In a review of Courage to Dissent,
Kathryn Naistrom writes that the book succeeds brilliantly, both as narrative
history and legal analysis. For Lillian
Smith Book Award winner Ariela Gross, Brown-Nagin’s work heralds a new kind of
constitutional history – that it’s a book that tells the stories of the good
fight waged by ordinary people who, whether or not they actually won, had their
day in court and became agents of change.
In March 2012 Columbia University
announced that Courage to Dissent
would receive the 2012 Bancroft Prize.
In accepting a Lillian Smith Book Award for 2012, Professor Brown-Nagin remarked as follows:
"The book is subtitled Long History of the Civil Rights Movement,
which means that it hopes to complicate the narrative of the civil rights
movement that we have grown accustomed to – a narrative that centers on the
brilliance of Thurgood Marshall and the Legal Defense Fund and the heroics of
the Warren Court. When I started this work many years ago a lot of people were
resistant to the thrust of the work. They said: Brown v. Board of Education was American’s finest hour; Why would
you want to tell a story in which that case is not central to the story? But I
think it takes nothing away from the brilliance of Thurgood Marshall and the
heroics of the court to talk about people on the left and the right who thought
in terms of something more complicated than integration when they thought about
equality, people like Julian Bond, Lonnie King, Lynn Holt, and Ethel Mae
Matthews.
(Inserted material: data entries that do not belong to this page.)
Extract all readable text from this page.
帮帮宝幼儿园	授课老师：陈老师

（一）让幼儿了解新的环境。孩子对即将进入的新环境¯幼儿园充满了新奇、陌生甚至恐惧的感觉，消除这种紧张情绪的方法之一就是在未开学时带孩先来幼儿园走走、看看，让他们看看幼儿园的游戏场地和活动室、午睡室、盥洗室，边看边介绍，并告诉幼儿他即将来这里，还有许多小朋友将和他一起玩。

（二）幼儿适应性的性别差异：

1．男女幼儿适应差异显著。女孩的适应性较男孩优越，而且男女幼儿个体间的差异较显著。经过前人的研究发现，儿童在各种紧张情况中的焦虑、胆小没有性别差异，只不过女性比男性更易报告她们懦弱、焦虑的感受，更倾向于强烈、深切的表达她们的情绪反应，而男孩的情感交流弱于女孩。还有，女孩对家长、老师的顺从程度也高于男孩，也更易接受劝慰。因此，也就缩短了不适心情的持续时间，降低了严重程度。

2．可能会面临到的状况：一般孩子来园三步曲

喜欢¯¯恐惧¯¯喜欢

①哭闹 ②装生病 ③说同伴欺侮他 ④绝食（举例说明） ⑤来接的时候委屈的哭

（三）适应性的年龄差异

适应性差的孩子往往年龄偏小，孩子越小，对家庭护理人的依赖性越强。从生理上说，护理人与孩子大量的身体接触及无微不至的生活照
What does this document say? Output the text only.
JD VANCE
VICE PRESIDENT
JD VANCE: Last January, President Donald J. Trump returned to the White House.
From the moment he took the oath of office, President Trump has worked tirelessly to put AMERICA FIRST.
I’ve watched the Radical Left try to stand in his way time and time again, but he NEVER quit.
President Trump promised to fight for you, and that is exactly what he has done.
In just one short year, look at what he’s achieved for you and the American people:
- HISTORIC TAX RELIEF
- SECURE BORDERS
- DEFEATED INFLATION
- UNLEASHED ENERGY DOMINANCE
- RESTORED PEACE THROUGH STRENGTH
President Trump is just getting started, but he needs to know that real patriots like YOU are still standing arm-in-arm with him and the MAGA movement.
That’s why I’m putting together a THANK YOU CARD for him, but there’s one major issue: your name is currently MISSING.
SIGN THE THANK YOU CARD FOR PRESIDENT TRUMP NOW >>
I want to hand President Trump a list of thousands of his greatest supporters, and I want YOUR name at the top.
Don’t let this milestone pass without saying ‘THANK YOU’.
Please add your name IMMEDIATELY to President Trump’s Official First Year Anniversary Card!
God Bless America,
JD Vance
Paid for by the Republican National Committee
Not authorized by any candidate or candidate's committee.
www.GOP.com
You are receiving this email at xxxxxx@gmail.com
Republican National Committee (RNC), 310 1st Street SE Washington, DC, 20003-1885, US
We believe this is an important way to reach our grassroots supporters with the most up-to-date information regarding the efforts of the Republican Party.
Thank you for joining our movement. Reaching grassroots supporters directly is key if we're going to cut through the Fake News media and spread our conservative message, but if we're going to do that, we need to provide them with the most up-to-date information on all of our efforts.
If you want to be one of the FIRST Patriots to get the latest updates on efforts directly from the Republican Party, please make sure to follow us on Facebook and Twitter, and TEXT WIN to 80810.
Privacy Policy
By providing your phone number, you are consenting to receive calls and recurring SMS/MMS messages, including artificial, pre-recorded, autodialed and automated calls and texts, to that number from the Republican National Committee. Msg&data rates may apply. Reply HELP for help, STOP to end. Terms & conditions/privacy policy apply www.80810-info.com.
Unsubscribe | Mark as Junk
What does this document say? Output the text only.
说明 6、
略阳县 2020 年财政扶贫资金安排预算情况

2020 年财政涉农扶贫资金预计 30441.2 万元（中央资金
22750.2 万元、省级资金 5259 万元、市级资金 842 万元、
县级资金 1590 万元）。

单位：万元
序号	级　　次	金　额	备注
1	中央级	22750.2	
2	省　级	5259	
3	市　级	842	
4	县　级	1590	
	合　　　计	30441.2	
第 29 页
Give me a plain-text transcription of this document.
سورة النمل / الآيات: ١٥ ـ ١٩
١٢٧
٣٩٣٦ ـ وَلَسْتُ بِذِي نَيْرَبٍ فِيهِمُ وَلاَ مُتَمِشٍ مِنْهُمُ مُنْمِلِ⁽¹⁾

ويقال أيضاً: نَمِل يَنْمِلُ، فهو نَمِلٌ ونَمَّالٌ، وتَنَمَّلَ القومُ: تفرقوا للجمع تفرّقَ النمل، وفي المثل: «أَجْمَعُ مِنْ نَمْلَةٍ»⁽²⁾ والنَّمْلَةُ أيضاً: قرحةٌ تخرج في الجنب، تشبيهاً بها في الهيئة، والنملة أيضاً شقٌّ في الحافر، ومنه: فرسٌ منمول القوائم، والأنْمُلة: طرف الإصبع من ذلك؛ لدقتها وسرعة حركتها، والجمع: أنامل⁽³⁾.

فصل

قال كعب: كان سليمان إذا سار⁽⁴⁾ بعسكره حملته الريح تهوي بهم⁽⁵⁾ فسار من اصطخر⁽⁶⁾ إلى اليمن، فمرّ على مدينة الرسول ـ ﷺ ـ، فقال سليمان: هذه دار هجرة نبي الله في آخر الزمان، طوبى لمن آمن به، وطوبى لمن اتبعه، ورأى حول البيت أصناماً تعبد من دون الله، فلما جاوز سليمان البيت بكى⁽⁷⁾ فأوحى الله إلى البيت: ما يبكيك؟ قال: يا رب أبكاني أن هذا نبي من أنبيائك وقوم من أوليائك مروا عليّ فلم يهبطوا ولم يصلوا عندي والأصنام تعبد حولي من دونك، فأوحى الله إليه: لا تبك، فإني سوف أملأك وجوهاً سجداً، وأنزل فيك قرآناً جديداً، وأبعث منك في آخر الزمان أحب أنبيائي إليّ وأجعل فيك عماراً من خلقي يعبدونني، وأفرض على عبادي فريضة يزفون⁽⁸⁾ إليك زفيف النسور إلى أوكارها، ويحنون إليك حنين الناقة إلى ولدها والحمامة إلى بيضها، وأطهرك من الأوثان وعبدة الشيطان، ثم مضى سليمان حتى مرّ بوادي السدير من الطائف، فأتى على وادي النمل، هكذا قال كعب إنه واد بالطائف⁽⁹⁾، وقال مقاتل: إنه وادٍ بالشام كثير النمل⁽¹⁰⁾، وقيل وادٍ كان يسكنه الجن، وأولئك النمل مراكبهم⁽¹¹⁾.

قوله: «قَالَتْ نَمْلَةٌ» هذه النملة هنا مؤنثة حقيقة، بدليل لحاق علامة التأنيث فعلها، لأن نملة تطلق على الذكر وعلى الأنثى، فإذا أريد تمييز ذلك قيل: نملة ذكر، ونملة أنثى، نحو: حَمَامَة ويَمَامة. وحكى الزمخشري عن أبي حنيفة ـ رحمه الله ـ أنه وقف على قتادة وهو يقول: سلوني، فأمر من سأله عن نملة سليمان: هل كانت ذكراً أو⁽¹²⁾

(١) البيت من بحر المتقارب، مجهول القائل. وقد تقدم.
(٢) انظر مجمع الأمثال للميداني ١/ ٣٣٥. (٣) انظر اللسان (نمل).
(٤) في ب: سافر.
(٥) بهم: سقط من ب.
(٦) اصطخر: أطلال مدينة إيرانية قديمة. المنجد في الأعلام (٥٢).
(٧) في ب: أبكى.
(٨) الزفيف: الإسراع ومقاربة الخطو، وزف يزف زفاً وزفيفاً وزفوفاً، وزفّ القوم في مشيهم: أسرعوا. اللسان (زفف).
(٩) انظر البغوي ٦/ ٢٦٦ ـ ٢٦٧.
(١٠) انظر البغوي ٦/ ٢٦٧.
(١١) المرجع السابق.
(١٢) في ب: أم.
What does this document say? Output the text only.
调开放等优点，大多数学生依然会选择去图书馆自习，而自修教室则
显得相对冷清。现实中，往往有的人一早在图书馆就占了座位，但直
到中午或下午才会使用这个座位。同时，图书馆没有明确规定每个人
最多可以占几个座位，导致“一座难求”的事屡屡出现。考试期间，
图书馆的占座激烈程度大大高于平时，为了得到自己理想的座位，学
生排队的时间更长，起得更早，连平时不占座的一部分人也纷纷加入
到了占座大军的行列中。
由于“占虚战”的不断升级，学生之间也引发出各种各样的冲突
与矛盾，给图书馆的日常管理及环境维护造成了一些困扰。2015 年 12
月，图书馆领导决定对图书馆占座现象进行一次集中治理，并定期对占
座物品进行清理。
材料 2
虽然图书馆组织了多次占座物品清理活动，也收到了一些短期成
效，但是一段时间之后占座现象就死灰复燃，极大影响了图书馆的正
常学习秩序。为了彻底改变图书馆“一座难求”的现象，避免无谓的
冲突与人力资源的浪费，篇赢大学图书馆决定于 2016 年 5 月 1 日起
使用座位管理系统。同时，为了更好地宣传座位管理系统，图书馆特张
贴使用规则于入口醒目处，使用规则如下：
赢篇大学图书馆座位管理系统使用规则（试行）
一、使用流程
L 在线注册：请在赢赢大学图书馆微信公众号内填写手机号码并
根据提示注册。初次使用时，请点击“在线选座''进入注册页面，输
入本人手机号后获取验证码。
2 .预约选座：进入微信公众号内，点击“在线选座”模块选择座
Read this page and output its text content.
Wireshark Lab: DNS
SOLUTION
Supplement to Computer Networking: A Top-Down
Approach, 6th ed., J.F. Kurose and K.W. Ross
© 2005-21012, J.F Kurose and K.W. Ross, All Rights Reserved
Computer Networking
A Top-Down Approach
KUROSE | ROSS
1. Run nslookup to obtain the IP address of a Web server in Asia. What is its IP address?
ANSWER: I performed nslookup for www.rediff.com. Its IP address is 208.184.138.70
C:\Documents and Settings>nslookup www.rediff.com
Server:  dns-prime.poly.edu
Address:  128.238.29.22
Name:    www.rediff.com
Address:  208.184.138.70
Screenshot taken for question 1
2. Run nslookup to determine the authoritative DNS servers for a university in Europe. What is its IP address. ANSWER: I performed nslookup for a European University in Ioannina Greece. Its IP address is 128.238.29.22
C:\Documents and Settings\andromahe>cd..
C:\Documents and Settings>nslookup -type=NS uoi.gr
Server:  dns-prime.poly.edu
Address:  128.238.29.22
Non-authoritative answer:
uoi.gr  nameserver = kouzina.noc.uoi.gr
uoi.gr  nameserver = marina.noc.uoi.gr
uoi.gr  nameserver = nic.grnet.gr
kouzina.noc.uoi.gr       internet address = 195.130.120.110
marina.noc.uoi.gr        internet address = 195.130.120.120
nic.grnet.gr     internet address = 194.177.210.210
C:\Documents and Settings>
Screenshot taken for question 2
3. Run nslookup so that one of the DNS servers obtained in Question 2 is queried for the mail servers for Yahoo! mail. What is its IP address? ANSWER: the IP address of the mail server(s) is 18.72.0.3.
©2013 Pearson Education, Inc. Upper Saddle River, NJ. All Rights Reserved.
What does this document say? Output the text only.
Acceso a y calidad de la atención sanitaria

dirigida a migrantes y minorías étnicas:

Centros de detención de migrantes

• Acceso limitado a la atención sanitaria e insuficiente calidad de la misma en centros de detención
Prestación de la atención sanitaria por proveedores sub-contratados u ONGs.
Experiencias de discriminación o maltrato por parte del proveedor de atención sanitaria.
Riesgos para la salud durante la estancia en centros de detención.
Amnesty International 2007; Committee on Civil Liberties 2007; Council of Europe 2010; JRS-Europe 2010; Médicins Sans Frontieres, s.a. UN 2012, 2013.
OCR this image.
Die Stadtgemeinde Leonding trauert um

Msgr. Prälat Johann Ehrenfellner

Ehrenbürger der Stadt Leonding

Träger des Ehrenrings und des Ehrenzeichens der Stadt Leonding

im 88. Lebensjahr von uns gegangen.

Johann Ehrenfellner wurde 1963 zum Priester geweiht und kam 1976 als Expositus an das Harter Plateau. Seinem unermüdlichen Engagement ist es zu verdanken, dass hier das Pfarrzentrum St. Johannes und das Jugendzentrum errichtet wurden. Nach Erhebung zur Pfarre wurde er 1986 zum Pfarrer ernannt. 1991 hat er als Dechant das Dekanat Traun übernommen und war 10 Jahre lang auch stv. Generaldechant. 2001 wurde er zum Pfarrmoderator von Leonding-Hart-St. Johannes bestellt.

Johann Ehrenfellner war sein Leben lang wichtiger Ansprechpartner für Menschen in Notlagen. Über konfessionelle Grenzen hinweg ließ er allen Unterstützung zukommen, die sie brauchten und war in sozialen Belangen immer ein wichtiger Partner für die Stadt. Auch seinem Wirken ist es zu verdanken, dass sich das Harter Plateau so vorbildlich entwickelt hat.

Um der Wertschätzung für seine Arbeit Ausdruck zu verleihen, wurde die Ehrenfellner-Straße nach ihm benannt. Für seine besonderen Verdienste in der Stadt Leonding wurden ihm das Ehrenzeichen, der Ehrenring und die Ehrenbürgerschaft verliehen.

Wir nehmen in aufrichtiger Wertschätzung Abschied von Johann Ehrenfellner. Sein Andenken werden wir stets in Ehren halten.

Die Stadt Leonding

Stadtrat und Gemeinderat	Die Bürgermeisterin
It’s important to realize the
agency that they had how they, along with these national institutions helped to
form a more perfect union.
"Although I eventually came around
to thinking of all of the wonderful people in this book as dissenters, when I
first started this book I was actually just as beholden to the traditional
narrative as anyone else. I went to law school because of Thurgood Marshall. I am a child of Brown v. Board of Education.
And so the process of writing this book was a conscious effort on my part to be
fair to all of the characters in my book, despite their many perspectives, some
of which I originally couldn’t understand and didn’t necessarily like.
"Len Holt was a lawyer with the
Lawyers Guild, which was tainted as a Communist organization, and who hasn’t
received his due.
"Ethel May Matthews was a warrior
for civil rights whom I interviewed in the housing projects of Atlanta, who
taught me more than virtually anyone about the struggle against Jim Crow and
the class dynamic.
"One person in the book who
symbolized my professional struggle was A.T. Walden. The son of slaves and one
of the South’s first African America lawyers, Walden had been understood as a
conservative, a foil of the students and progressives. He was called a conservative and an Uncle Tom
and, when I first came to this work, I frankly understood why he would have
been called those names. He was
skeptical, and he never embraced school desegregation or direct action. But as
I wrote the book, as I went to the archives and did a lot of digging, I learned
his history: that he was a complicated man who had been moved to go to law
school after seeing the lynched body of a black man in his home town. I learned that he was a student of W.E.B. DuBois,
a man whom he considered a prophet and a seer. I came to understand that his
critique of the struggle for integration as only being about integration and
school desegregation was in many ways similar to DuBois’ critique. Over time, I came to understand that in order
to write a nuanced narrative of the civil rights movement, it is important to
appreciate how much history is biography."